1. Cover crop with spring UAN
2. No cover crop with spring UAN
3. Cover crop with split UAN with 100 lbs N/acre spring applied and 50 lbs N/acre as sidedress
4. Cover crop with early winter manure
5. No cover crop with early winter manure
6. Cover crop with spring manure
7. No cover crop with spring manure
8. Cover crop with balanced early winter manure and spring UAN
9. No cover crop with balanced early winter manure and spring UAN

All plots will be managed using strip till. In the first-year, baseline soil health analysis was conducted and all plots were planted to soybeans. Because of dry conditions, initial yields were low and water samples were not collected (tiles did not flow). Moving forward, this study will provide practical guidance to farmers interested in maximizing yield, resiliency to varying climatic conditions, and protecting downstream water quality.

Benefit to Soybean Farmers

The long-term outcome of this study would be to inform manure management and cover cropping management to optimize crop yield and environmental benefits. Our hope is that these efforts will lead to fewer impaired waters, protected public health, and more sustainable agricultural systems.
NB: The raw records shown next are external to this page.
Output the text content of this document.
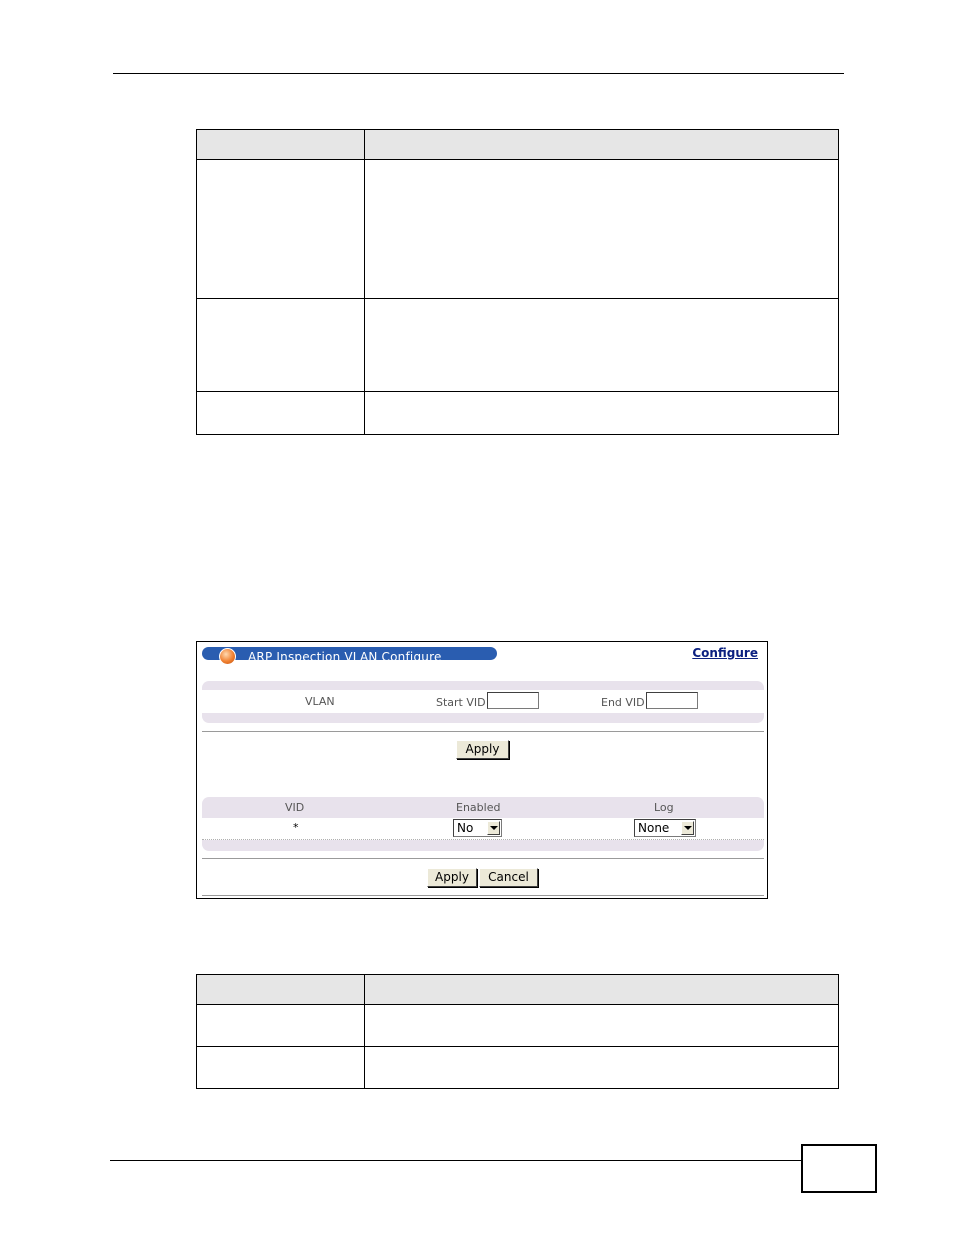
ARP Inspection VLAN Configure	Configure
VLAN	Start VID	End VID
Apply
VID	Enabled	Log
*	No	None
Apply	Cancel
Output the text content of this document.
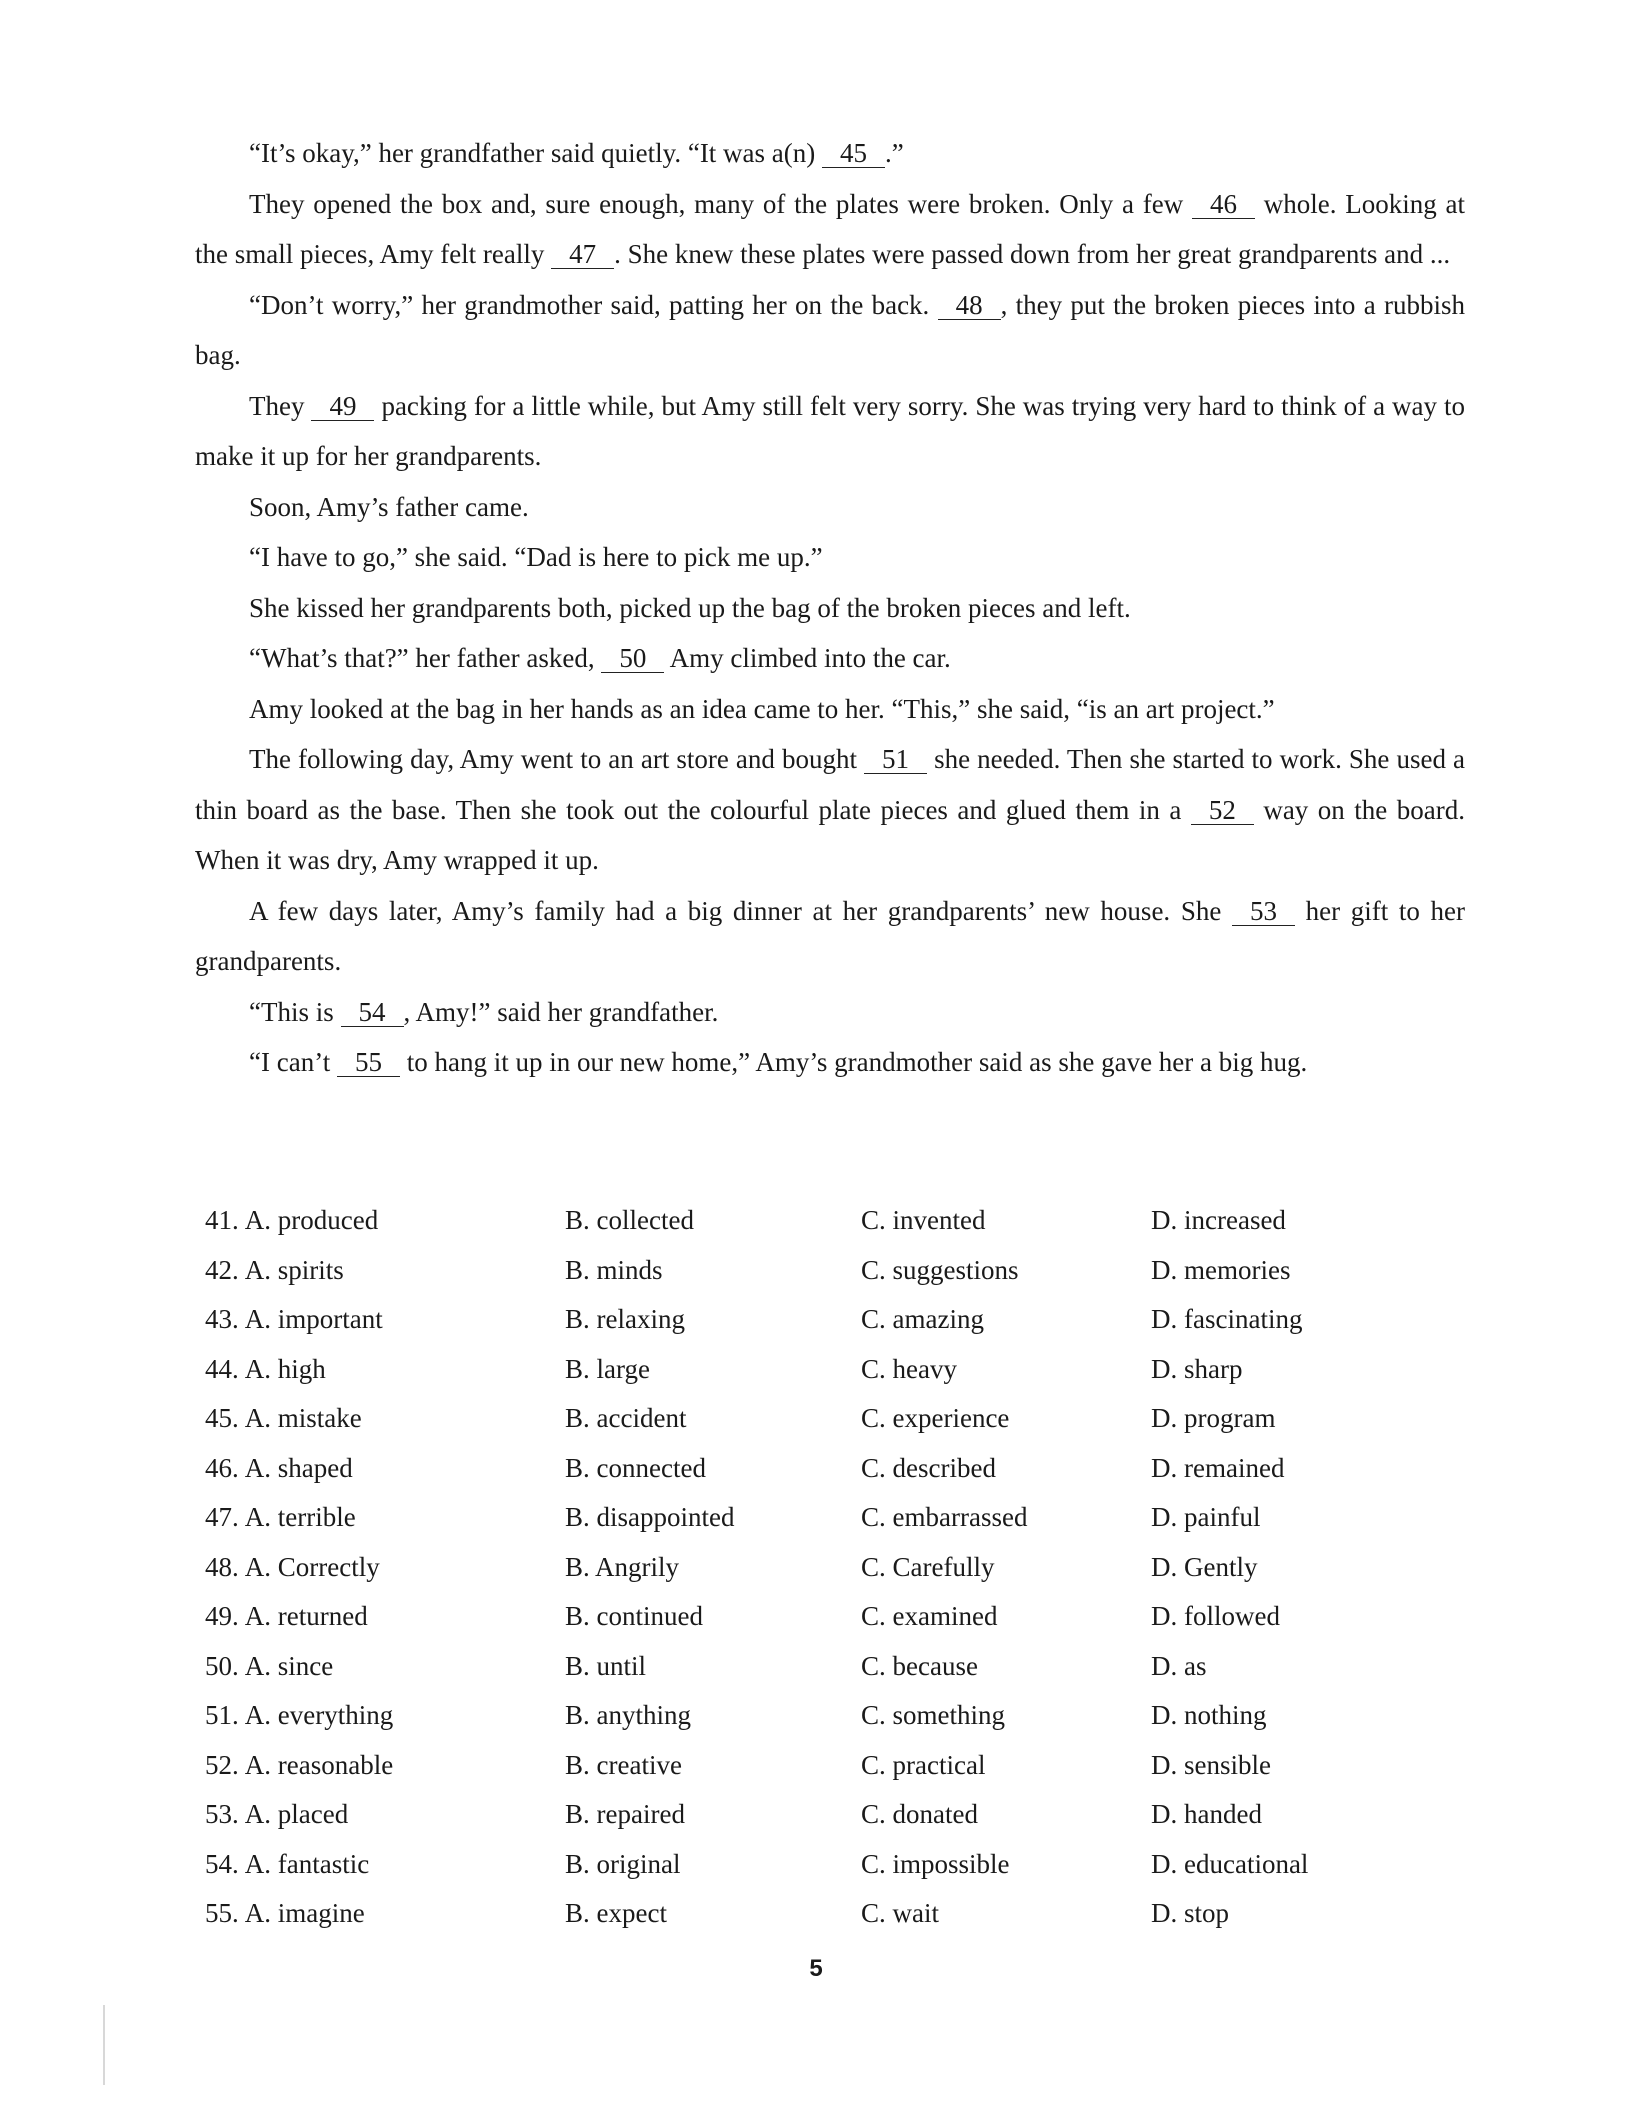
“It’s okay,” her grandfather said quietly. “It was a(n) 45 .”

They opened the box and, sure enough, many of the plates were broken. Only a few 46 whole. Looking at the small pieces, Amy felt really 47 . She knew these plates were passed down from her great grandparents and ...

“Don’t worry,” her grandmother said, patting her on the back. 48 , they put the broken pieces into a rubbish bag.

They 49 packing for a little while, but Amy still felt very sorry. She was trying very hard to think of a way to make it up for her grandparents.

Soon, Amy’s father came.

“I have to go,” she said. “Dad is here to pick me up.”

She kissed her grandparents both, picked up the bag of the broken pieces and left.

“What’s that?” her father asked, 50 Amy climbed into the car.

Amy looked at the bag in her hands as an idea came to her. “This,” she said, “is an art project.”

The following day, Amy went to an art store and bought 51 she needed. Then she started to work. She used a thin board as the base. Then she took out the colourful plate pieces and glued them in a 52 way on the board. When it was dry, Amy wrapped it up.

A few days later, Amy’s family had a big dinner at her grandparents’ new house. She 53 her gift to her grandparents.

“This is 54 , Amy!” said her grandfather.

“I can’t 55 to hang it up in our new home,” Amy’s grandmother said as she gave her a big hug.

41. A. produced	B. collected	C. invented	D. increased
42. A. spirits	B. minds	C. suggestions	D. memories
43. A. important	B. relaxing	C. amazing	D. fascinating
44. A. high	B. large	C. heavy	D. sharp
45. A. mistake	B. accident	C. experience	D. program
46. A. shaped	B. connected	C. described	D. remained
47. A. terrible	B. disappointed	C. embarrassed	D. painful
48. A. Correctly	B. Angrily	C. Carefully	D. Gently
49. A. returned	B. continued	C. examined	D. followed
50. A. since	B. until	C. because	D. as
51. A. everything	B. anything	C. something	D. nothing
52. A. reasonable	B. creative	C. practical	D. sensible
53. A. placed	B. repaired	C. donated	D. handed
54. A. fantastic	B. original	C. impossible	D. educational
55. A. imagine	B. expect	C. wait	D. stop
5
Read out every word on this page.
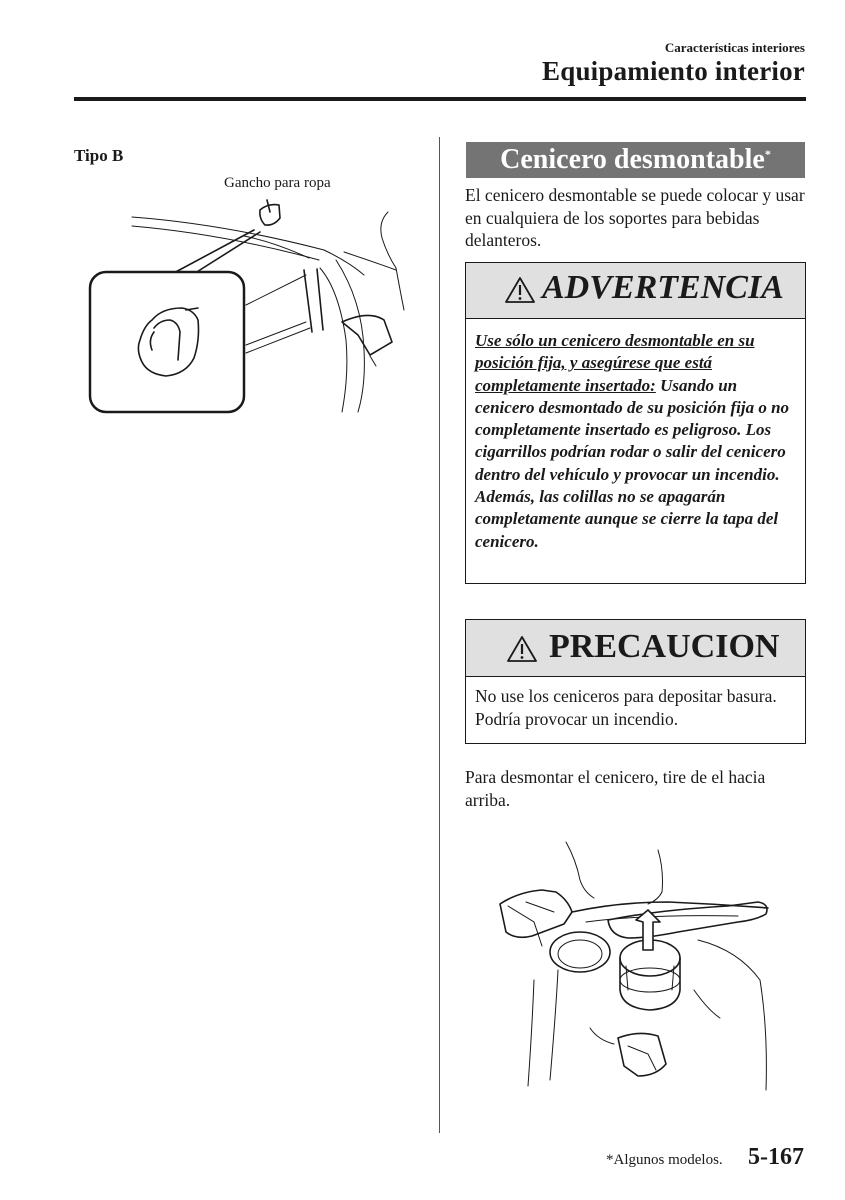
Características interiores
Equipamiento interior
Tipo B
Gancho para ropa
Cenicero desmontable*
El cenicero desmontable se puede colocar y usar en cualquiera de los soportes para bebidas delanteros.
ADVERTENCIA
Use sólo un cenicero desmontable en su posición fija, y asegúrese que está completamente insertado: Usando un cenicero desmontado de su posición fija o no completamente insertado es peligroso. Los cigarrillos podrían rodar o salir del cenicero dentro del vehículo y provocar un incendio. Además, las colillas no se apagarán completamente aunque se cierre la tapa del cenicero.
PRECAUCION
No use los ceniceros para depositar basura. Podría provocar un incendio.
Para desmontar el cenicero, tire de el hacia arriba.
*Algunos modelos. 5-167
This information will be important for producers who are making management decisions and for state agencies that have responsibility for water quality. Producers will have valuable information to help guide management options to minimize contaminants from tile drainage water. Policy makers will have new information on manure management as part of watershed management plans.

Performance Metrics

KPI #1: Data on yield, soil and water quality. Measured annually by collection of environmental datasets.
KPI #2: Improved understanding of manure integrated cropping systems and their impact on crop yield and soil and water quality. As more livestock are integrated into the Iowa landscape, we need to improve understanding of the beneficial potential of this manure resource.